Paul Goddard’s Sprint Planning Kick Start Deck can be used ahead of any decision making meeting where creativity and spontaneity could use a boost.

It is a collection of fun challenges that only take a few minutes and range from the thoughtful to the absurd. The games are designed to encourage different psychological requirements to promote success in the complex Cynefin domain. A group you can simply pick one at random or a facilitator can choose one that matches the group’s specific needs.

The Sprint Planning Kick-Start Cards by Paul Goddard

10. Make a plan

Estimation Poker Cards for Planning Poker

The tenth and final choice is a double bill of our very own Planning Poker variants Estimation Poker and Scrum Poker.

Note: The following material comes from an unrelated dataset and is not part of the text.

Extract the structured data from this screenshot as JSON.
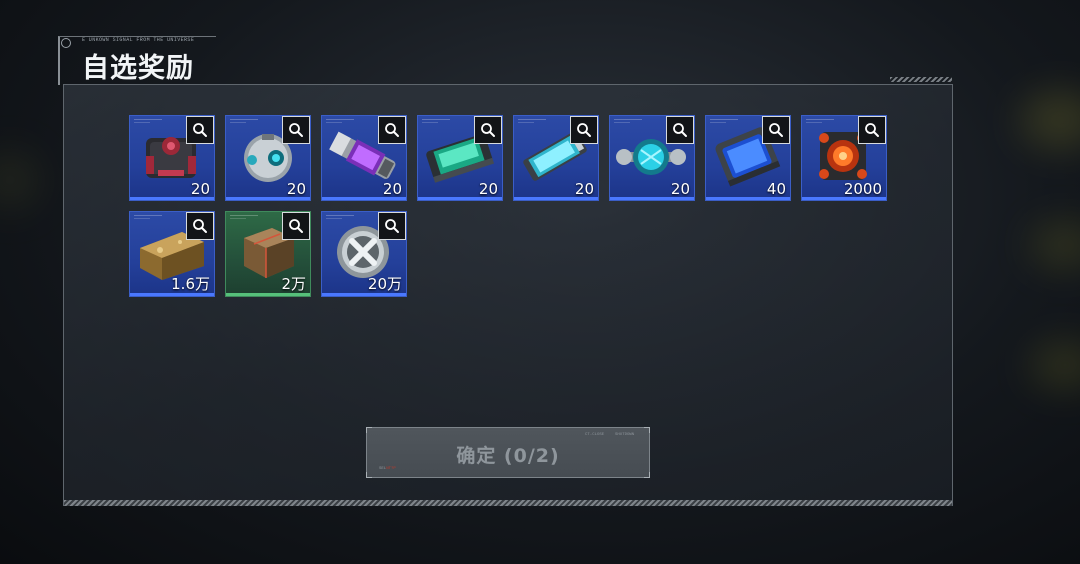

Both use a simplified set of Fibonacci number cards to offer the best value and easiest estimation experience. Scrum Poker encourages teams to enforce their definition of ready and to split stories, making processes such as scrum more predictable. 

Either variant offers a lightweight and usually familiar means to produce a quick estimate for forecasting purposes, gain shared understanding of work, and produce a delivery date stakeholders can rely on with quantifiable confidence.

Keep iterating

The beginning of the year is a critical time to start new things, but it is not the end. Once you have your plan it will, no doubt, face people, budget, delivery and technical challenges. No set of tools will prepare you for all of them. The key is to get as much feedback as possible as soon as possible on every aspect of the plan, process and technology, to keep a close eye on how things are going and keep trying to make them better.